Mysql - Why does the index use B+ tree instead of B tree

The location of the index on the computer

Generally speaking, the index itself is too large to be stored in the memory. It is generally stored on the disk in the form of a file, and index retrieval requires disk I/O operations. Judging the pros and cons of a data structure as an index mainly depends on the progressive complexity of disk IO during the query process. A good index should minimize the number of disk IO operations .

Why use B+ tree

1. B-tree is only suitable for random retrieval, while B+ tree supports both random retrieval and sequential retrieval ;
2. B+ tree has higher space utilization

Because the internal nodes of the B+ tree (non-leaf nodes, also called index nodes) do not store data, only the index value, compared with the B tree, a node of the B+ tree can store more index values, making the whole B+ tree become The number of I/Os is reduced, and the cost of disk read and write is lower. The number of I/O reads and writes is the biggest factor affecting the efficiency of index retrieval;
3. B+ tree query efficiency is more stable

Because in the B+ tree, the sequential retrieval is more obvious . In the random retrieval, since all the data domains of the B+ tree (the part storing data elements in the node) are all at the root node, any keyword search must take a path from the root node to In the path of leaf nodes , the search paths of all keywords are the same , so that the query efficiency of each keyword is basically the same, and the time complexity is fixed at O(log n) ; while the B-tree search may end at non-leaf nodes, approximately close to The shorter the record search time of the root node, the performance is equivalent to doing a binary search in the complete set of keywords. The query time complexity is not fixed, it is related to the position of the key in the tree, and the best case is O(1);
4 ,  B+ tree range query performance is better 

Because the leaf nodes of the B+ tree use pointer order (linked list) to connect together from small to large, the connection of B+ tree leaf nodes in pairs can greatly increase the accessibility of the interval, as long as the leaf nodes are traversed, the entire tree can be traversed, while the B tree The leaf nodes are independent of each other, and each node key (index) and data are together, so the interval cannot be searched;

[According to the principle of spatial locality : if a certain location of a memory is accessed, then the location near it will also be accessed]
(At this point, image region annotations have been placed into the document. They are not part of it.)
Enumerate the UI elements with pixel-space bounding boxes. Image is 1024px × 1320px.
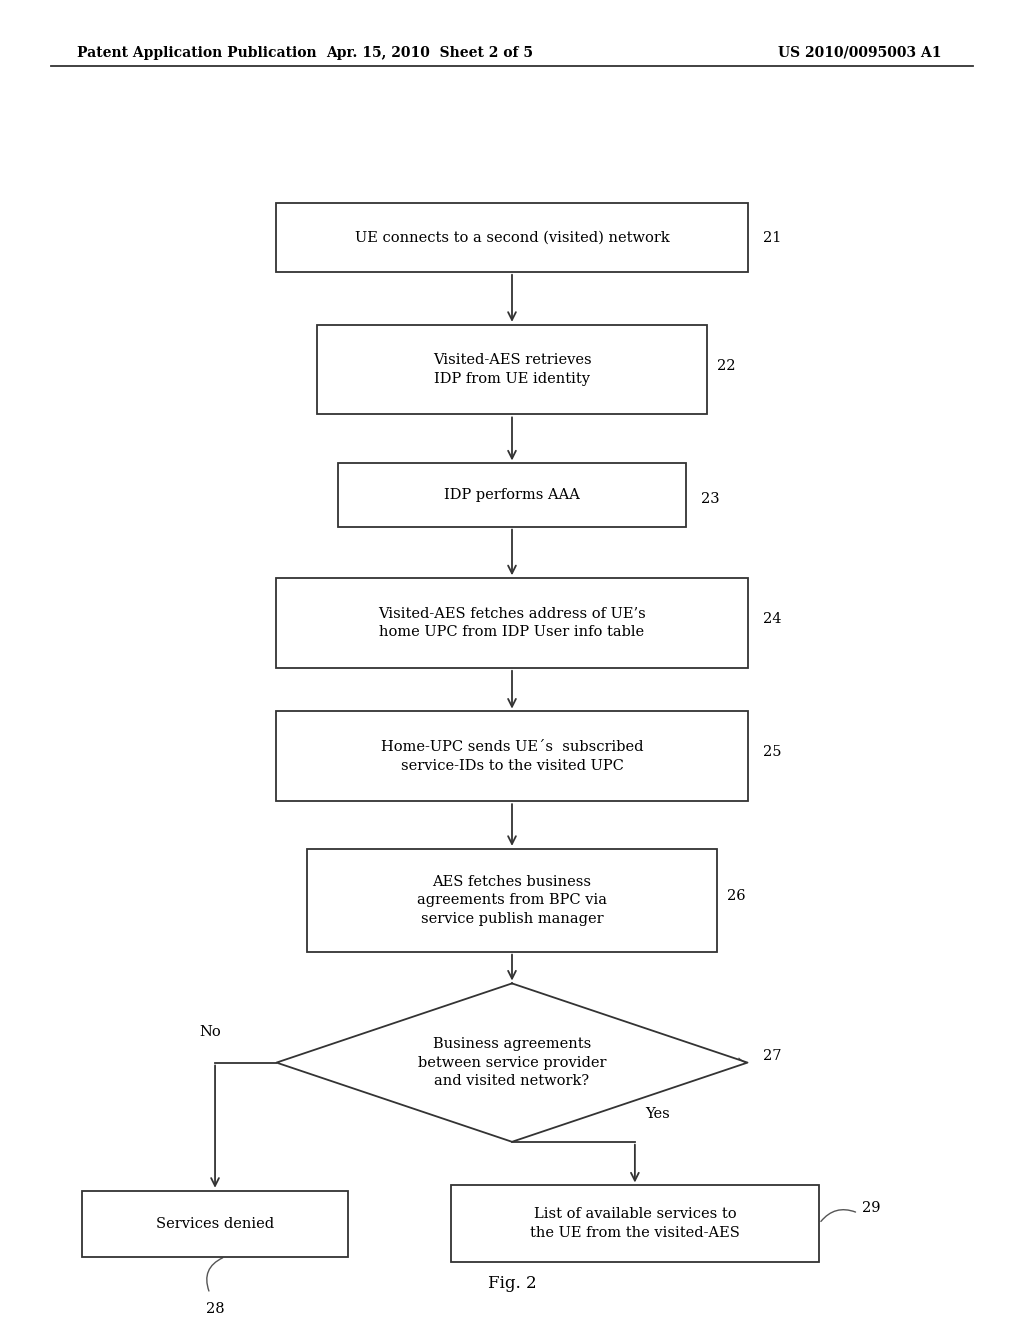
Text: AES fetches business
agreements from BPC via
service publish manager: AES fetches business agreements from BPC…: [417, 875, 607, 925]
Text: Home-UPC sends UE´s  subscribed
service-IDs to the visited UPC: Home-UPC sends UE´s subscribed service-I…: [381, 741, 643, 772]
Text: Fig. 2: Fig. 2: [487, 1275, 537, 1291]
Text: Business agreements
between service provider
and visited network?: Business agreements between service prov…: [418, 1038, 606, 1088]
FancyBboxPatch shape: [451, 1185, 819, 1262]
Text: 25: 25: [763, 746, 781, 759]
FancyBboxPatch shape: [317, 325, 707, 414]
FancyBboxPatch shape: [307, 849, 717, 952]
Text: Services denied: Services denied: [156, 1217, 274, 1230]
Text: 22: 22: [717, 359, 735, 372]
Text: US 2010/0095003 A1: US 2010/0095003 A1: [778, 46, 942, 59]
Text: 21: 21: [763, 231, 781, 244]
Text: IDP performs AAA: IDP performs AAA: [444, 488, 580, 502]
FancyBboxPatch shape: [338, 463, 686, 527]
Text: 24: 24: [763, 612, 781, 626]
FancyBboxPatch shape: [276, 203, 748, 272]
Text: List of available services to
the UE from the visited-AES: List of available services to the UE fro…: [530, 1208, 739, 1239]
Text: Patent Application Publication: Patent Application Publication: [77, 46, 316, 59]
Text: Apr. 15, 2010  Sheet 2 of 5: Apr. 15, 2010 Sheet 2 of 5: [327, 46, 534, 59]
FancyBboxPatch shape: [82, 1191, 348, 1257]
Text: Visited-AES fetches address of UE’s
home UPC from IDP User info table: Visited-AES fetches address of UE’s home…: [378, 607, 646, 639]
Text: 28: 28: [206, 1303, 224, 1316]
Text: No: No: [199, 1024, 221, 1039]
Text: Yes: Yes: [645, 1106, 670, 1121]
Text: UE connects to a second (visited) network: UE connects to a second (visited) networ…: [354, 231, 670, 244]
Text: 23: 23: [701, 492, 720, 506]
Text: Visited-AES retrieves
IDP from UE identity: Visited-AES retrieves IDP from UE identi…: [433, 354, 591, 385]
Polygon shape: [276, 983, 748, 1142]
Text: 29: 29: [862, 1201, 881, 1214]
Text: 27: 27: [763, 1049, 781, 1063]
FancyBboxPatch shape: [276, 578, 748, 668]
FancyBboxPatch shape: [276, 711, 748, 801]
Text: 26: 26: [727, 890, 745, 903]
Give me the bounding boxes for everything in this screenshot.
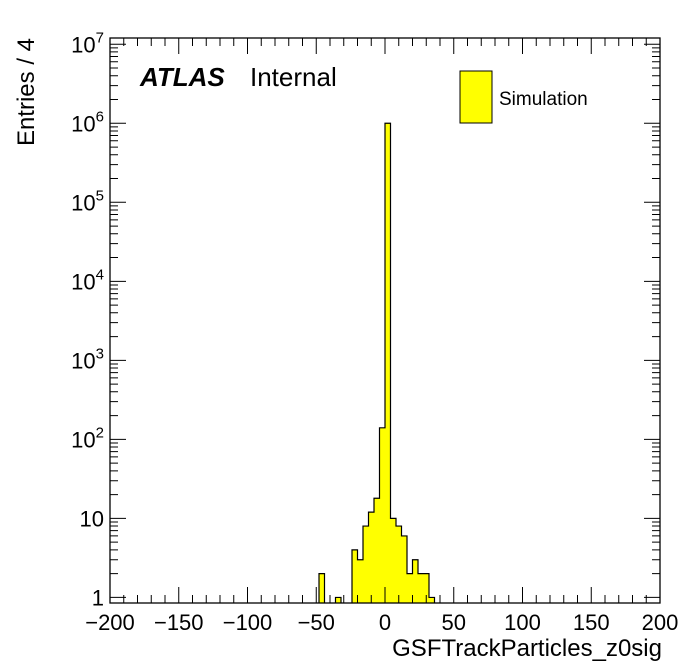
histogram-bar [390,518,396,603]
histogram-bar [374,498,380,603]
x-tick-label: 100 [504,610,541,635]
x-tick-label: 0 [379,610,391,635]
y-tick-label: 107 [71,29,104,57]
atlas-label: ATLAS [139,62,225,92]
histogram-bar [396,526,402,603]
histogram-bar [401,535,407,603]
y-tick-label: 10 [80,506,104,531]
y-tick-label: 106 [71,108,104,136]
histogram-outline [318,122,436,603]
x-tick-label: 200 [642,610,679,635]
legend: Simulation [459,70,588,124]
x-tick-label: 150 [573,610,610,635]
histogram-bar [379,427,385,603]
axis-ticks [109,38,661,603]
y-tick-label: 104 [71,266,104,294]
y-tick-label: 102 [71,424,104,452]
tick-marks [109,38,661,603]
x-tick-label: 50 [442,610,466,635]
histogram-bar [319,573,325,603]
y-axis-title: Entries / 4 [13,38,40,146]
histogram-bar [412,559,418,603]
x-tick-label: −150 [154,610,204,635]
x-axis-title: GSFTrackParticles_z0sig [392,635,662,662]
legend-label-simulation: Simulation [499,89,588,110]
legend-swatch-simulation [459,70,493,124]
y-tick-label: 1 [92,585,104,610]
histogram-bar [357,559,363,603]
histogram-bar [363,526,369,603]
histogram-bar [423,573,429,603]
x-tick-labels: −200 −150 −100 −50 0 50 100 150 200 [85,610,678,635]
y-tick-labels: 1 10 102 103 104 105 106 107 [71,29,104,610]
histogram-bar [418,573,424,603]
histogram-bar [335,597,341,603]
histogram-bars [318,122,436,603]
histogram-bar [429,597,435,603]
histogram-bar [385,123,391,603]
x-tick-label: −100 [223,610,273,635]
y-tick-label: 105 [71,187,104,215]
histogram-bar [352,549,358,603]
y-tick-label: 103 [71,345,104,373]
x-tick-label: −200 [85,610,135,635]
histogram-bar [368,512,374,603]
internal-label: Internal [250,62,337,92]
x-tick-label: −50 [298,610,335,635]
histogram-bar [407,573,413,603]
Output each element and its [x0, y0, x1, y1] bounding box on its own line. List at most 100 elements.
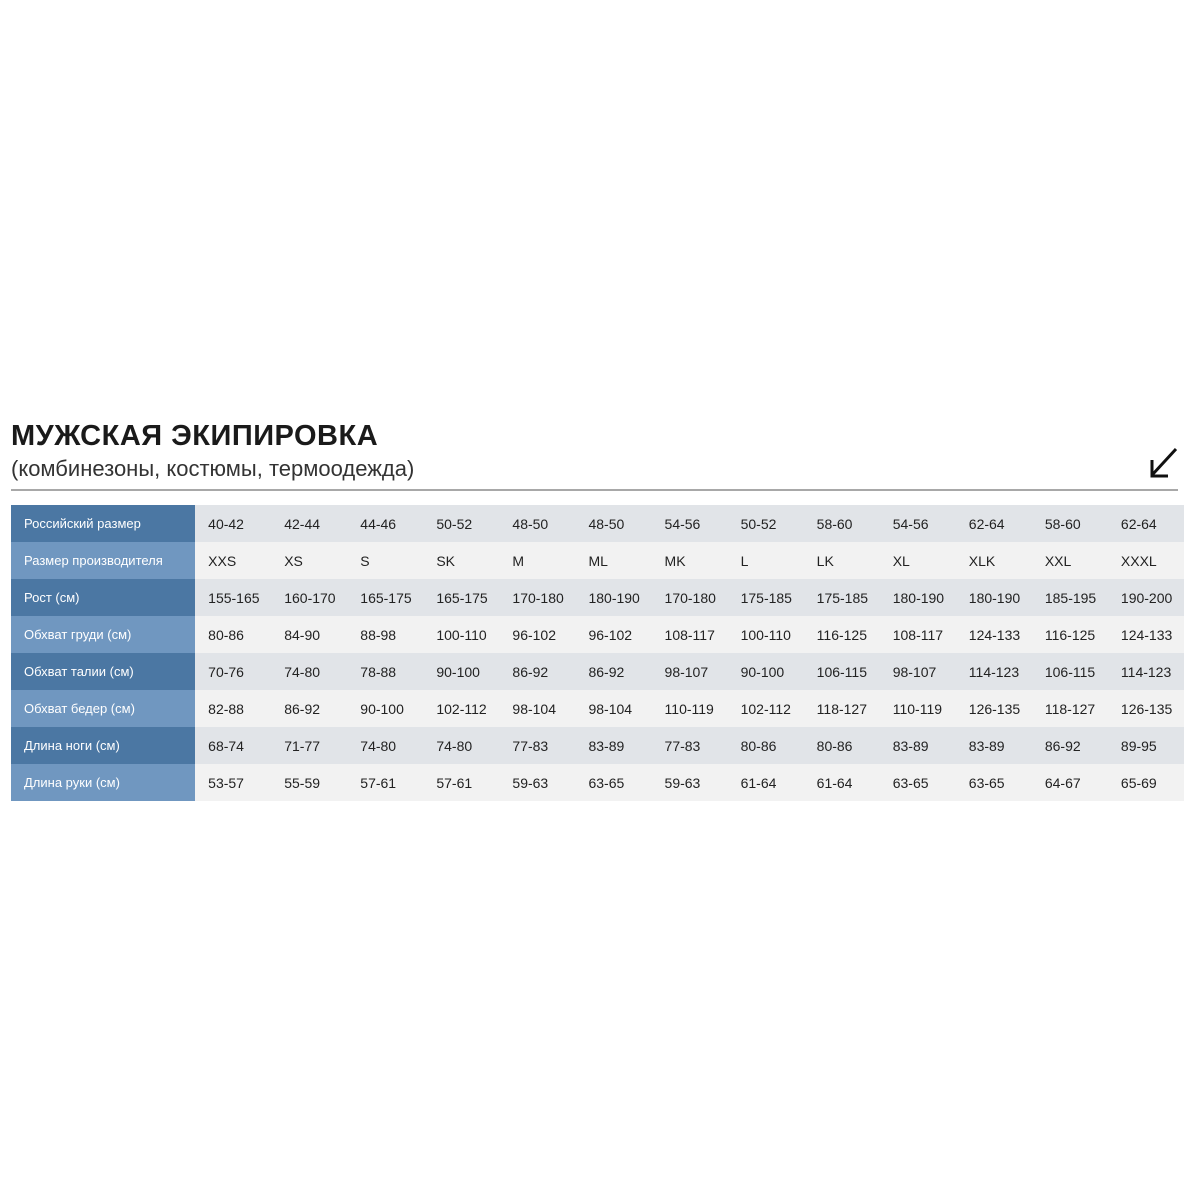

If the access node key is 50, the nodes whose keys are 55, 60, and 62 may also be accessed in the future, and these data can be read into memory in advance by using the disk pre-reading principle, reducing the number of disk IOs. Of course, the B+ tree can also complete the range query very well, for example, it will also query the nodes whose key values ​​are between 50-70.

5. B+ tree is more efficient when adding and deleting files (nodes)

Because the leaf nodes of the B+ tree contain all keywords and are stored in an ordered linked list structure .

Explanation: How many rows of data can be stored in a B+ tree of InnoDB? About 20 million.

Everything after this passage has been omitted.